Sheaf Theory and Derived Gamma Geometry over the Non-Commutative Gamma Spectrum

Abstract: We develop the geometric and homological framework for non-commutative $n$-ary $Γ$-semirings by constructing a sheaf and derived theory over their non-commutative $Γ$-spectrum. Starting with a non-commutative $n$-ary $Γ$-semiring $(T,+,Γ,μ)$ and its bi-$Γ$-modules, we define the space $\Spec_Γ^{\mathrm{nc}}(T)$, equip it with a Zariski-type topology, and build the structure sheaf $\mathcal{O}{\SpecΓ^{\mathrm{nc}}(T)}$ via localization at prime $Γ$-ideals. We introduce quasi-coherent $Γ$-sheaves, show that their category is exact with enough injectives, and interpret the derived functors $\Ext^Γ$ and $\Tor^Γ$ as global cohomological invariants on this non-commutative $Γ$-space.

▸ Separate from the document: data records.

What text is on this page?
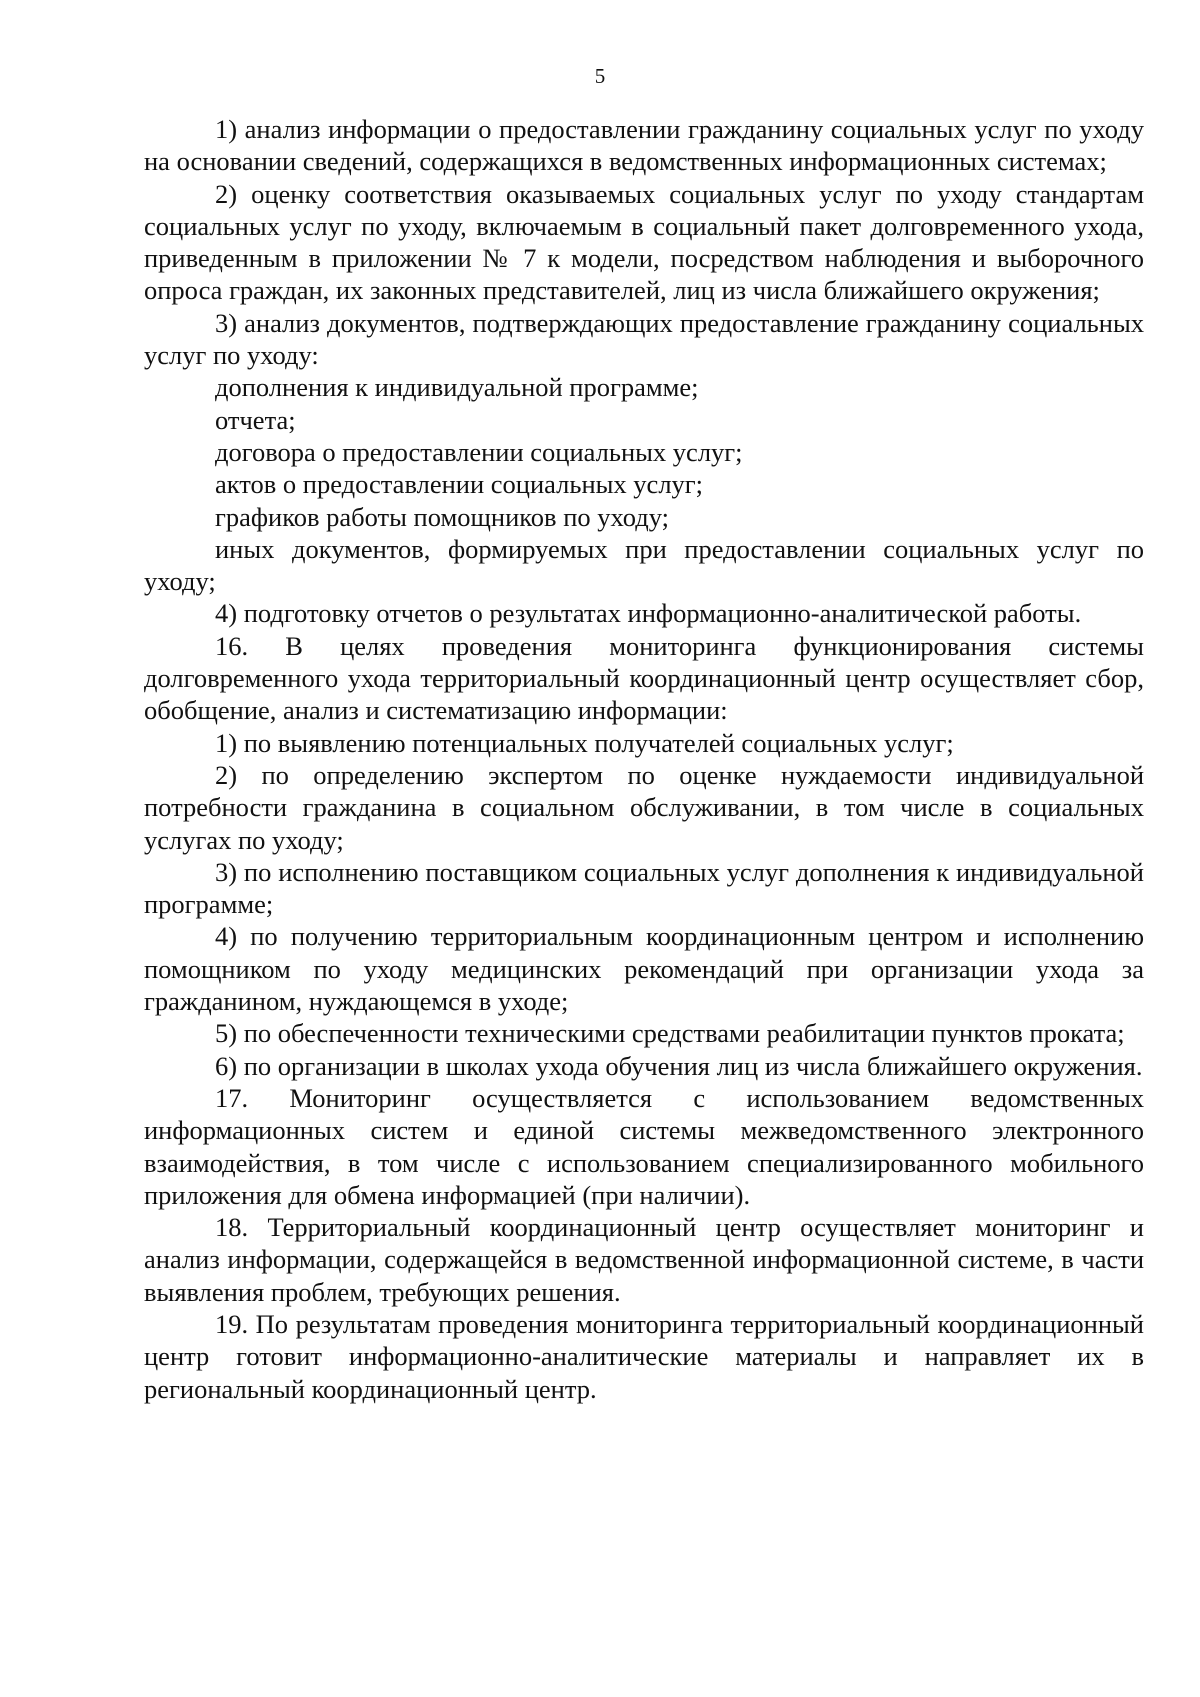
5

1) анализ информации о предоставлении гражданину социальных услуг по уходу на основании сведений, содержащихся в ведомственных информационных системах;

2) оценку соответствия оказываемых социальных услуг по уходу стандартам социальных услуг по уходу, включаемым в социальный пакет долговременного ухода, приведенным в приложении № 7 к модели, посредством наблюдения и выборочного опроса граждан, их законных представителей, лиц из числа ближайшего окружения;

3) анализ документов, подтверждающих предоставление гражданину социальных услуг по уходу:

дополнения к индивидуальной программе;

отчета;

договора о предоставлении социальных услуг;

актов о предоставлении социальных услуг;

графиков работы помощников по уходу;

иных документов, формируемых при предоставлении социальных услуг по уходу;

4) подготовку отчетов о результатах информационно-аналитической работы.

16. В целях проведения мониторинга функционирования системы долговременного ухода территориальный координационный центр осуществляет сбор, обобщение, анализ и систематизацию информации:

1) по выявлению потенциальных получателей социальных услуг;

2) по определению экспертом по оценке нуждаемости индивидуальной потребности гражданина в социальном обслуживании, в том числе в социальных услугах по уходу;

3) по исполнению поставщиком социальных услуг дополнения к индивидуальной программе;

4) по получению территориальным координационным центром и исполнению помощником по уходу медицинских рекомендаций при организации ухода за гражданином, нуждающемся в уходе;

5) по обеспеченности техническими средствами реабилитации пунктов проката;

6) по организации в школах ухода обучения лиц из числа ближайшего окружения.

17. Мониторинг осуществляется с использованием ведомственных информационных систем и единой системы межведомственного электронного взаимодействия, в том числе с использованием специализированного мобильного приложения для обмена информацией (при наличии).

18. Территориальный координационный центр осуществляет мониторинг и анализ информации, содержащейся в ведомственной информационной системе, в части выявления проблем, требующих решения.

19. По результатам проведения мониторинга территориальный координационный центр готовит информационно-аналитические материалы и направляет их в региональный координационный центр.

On the derived side, we construct the category $\mathbf{D}(\QCoh(\Spec_Γ^{\mathrm{nc}}(T)))$, establish a local--global principle for $\Ext^Γ$ and $\Tor^Γ$, and prove a non-commutative local duality theorem assuming a dualizing complex. We further introduce derived non-commutative $Γ$-stacks and a dg-enhancement of the spectrum, giving a spectral and motivic interpretation of homological invariants. Structural consequences include a Wedderburn--Artin type decomposition in the $n$-ary $Γ$-setting, a derived Morita theory for semisimple $n$-ary $Γ$-semirings, and a duality between the primitive $Γ$-spectrum and simple objects of the derived category. These results extend our earlier commutative derived $Γ$-geometry to a fully non-commutative $n$-ary context.